In this last section of his Eucharistic teaching Jesus is calling upon his listeners to make up their minds whether or not they are going to believe in him and follow him. You will remember from the past weeks, that Jesus says “he is the food that gives life”, he is not manna from heaven like as of old and like their ancestors ate, neither is he like any other bread, but it is through eating his flesh and drinking his blood in the Eucharist that we as believers, are able to share fully in this food. For the invitation towards all of us, is that we share in this Eucharistic meal not only to remember or commemorate one particular event, but through this meal we are, all of us, to share in all of Jesus’ life, including ultimately his death. Our participation in the Eucharist, in this Mass, provides for us a means by which we can enter into a good relationship between Jesus and ourselves. In this relationship we are afforded not only a share in his life and death, but a share in his promise of new life.
So to us and especially towards his audience in John’s Gospel, the challenge from our Lord is sharply put: do you believe? And if you believe, do you follow? The outworking for us in these questions is, in believing and in following, are we transformed to share most fully in his life?
We see then, as perhaps we see now many dessert Jesus rather than accept his teaching about the Eucharist, about encountering God intimately and in a committed relationship of trust through this sacrament. For some, it is simply a step which at the moment, they cannot and will not take.
But this is the decision which faces all of us: are we convinced? Do we believe? Do we trust, follow? Do we receive? And are we transformed by this relationship, this supper which gives us our Lord, his life, death and eternal promise? Only you can answer that, only you and God know what is truthful in your heart, and how you sincerely follow.

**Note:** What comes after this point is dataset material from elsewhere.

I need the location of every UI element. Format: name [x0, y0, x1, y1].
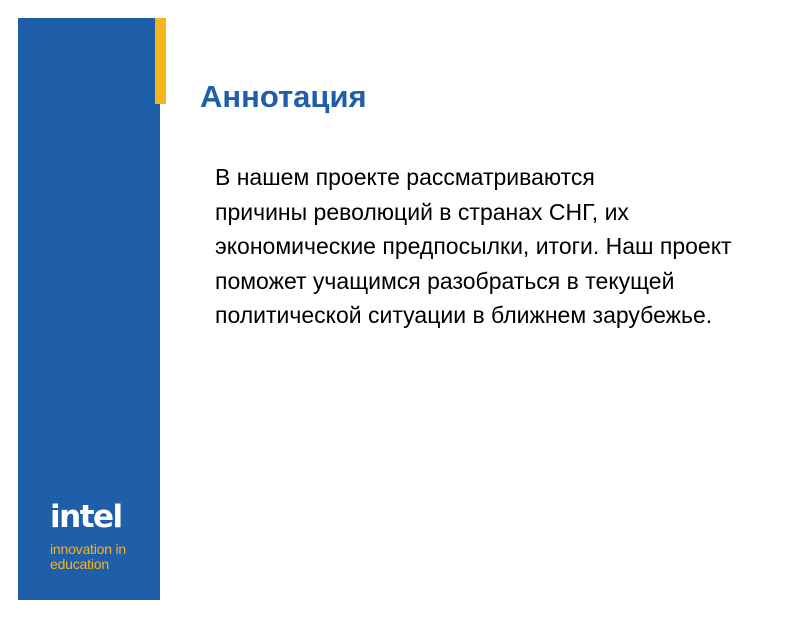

Yet, I want to stress, for all our sakes, for all our salvation; that the promises of God, the promises of New life come first, second and third through faith in our Lord Jesus. We do not need to hold the entire gambit of our extensive and somewhat industrially scaled religious belief system in order to be fully part of him. Remember, as he talks to them, there is no ascension for them to contemplate, as of yet though he makes reference to it in our Gospel, there is no resurrection for them to have to struggle with understanding. There is no Assumption, there is as of yet, no doctrine of this, that or the other, there is however, faith and belief in him to contemplate and a consequence to what that faith compels us to be and to do. He is who we are called to believe.
I have absolutely no intention to undermine or frustrate the more elaborate and colourful aspects of our faith, we can come to those in time, if at all, but first we have to decide as a people of faith, what is important. Jesus reminds us that it is through him that we come to God, it is through him that the promises of God are fulfilled, it is through him that we come to share in a new life, it is in him that we are to believe and trust, it is him, his body and blood, his wisdom from on high which we receive in this holy sacrament, it is through him that we are transformed if only we have faith in him and contemplate him in our body’s and in our minds.
I am sure even Jesus was sad to see people leave, but, he let them go, for that moment; I pray in the knowledge that in the power of the Holy Spirit, the apostles would continue the mission, the conversation and the conversion of those who pre-resurrection were at least dismissive, and post-resurrection might be amongst the thousands added to their number of believers in a day.
I suspect teaching great crowds didn’t excite Jesus a great deal, they were to prove to him as we know to be a problematic group. But what mattered to Jesus (and what should matter to the Church, to us), was the authenticity and the sincerity of those who stayed. How they lived in light of faith, and how their faith in him transformed them. Now we cannot live in a state of perpetual judgment upon one another; for we would destroy ourselves. But all of us, need to be accountable towards one another and to God in a way which encourages us to be Christ-like, rather than selfish, bitter and unfulfilled creatures who linger in the shadows waiting to pounce on the brother or sister who trips up. Where is the grace in that? Where is Christ in us, when we are spiteful and cruel and unforgiving to one another? It seems, we have chosen then to belong to the church, without believing in Christ, but we are called to belong and believe, believe and belong and then to be glorious as he is Glorious.
The words of Our Lord, especially his teaching about the Eucharist, offended those who wouldn’t accept that level of challenge. Our faith is not the acceptance of a set of correct beliefs, nor is it about being nice to people: it is however, a passionate commitment to the person of Jesus, and to want to become like the person of Christ, who comes to us in bread and wine for we all know, that right believing and behavior follow from our active and committed participation in the distinctive act of Christian worship. We are to be changed from Glory into Glory. And we have work set before us in order to fulfill that hope.
The gospels we have heard for the last five weeks remind us that the Christian life cannot be lived without the Eucharist, we have made our decision, we believe, it is in believing that we receive and in receiving that w’e are his, and he lives in us and through us; Himself, giving glory to the Father who is in heaven; let this Sacrament influence us, let it change us to reflect his Glory, his truth in our community of faith and in the world.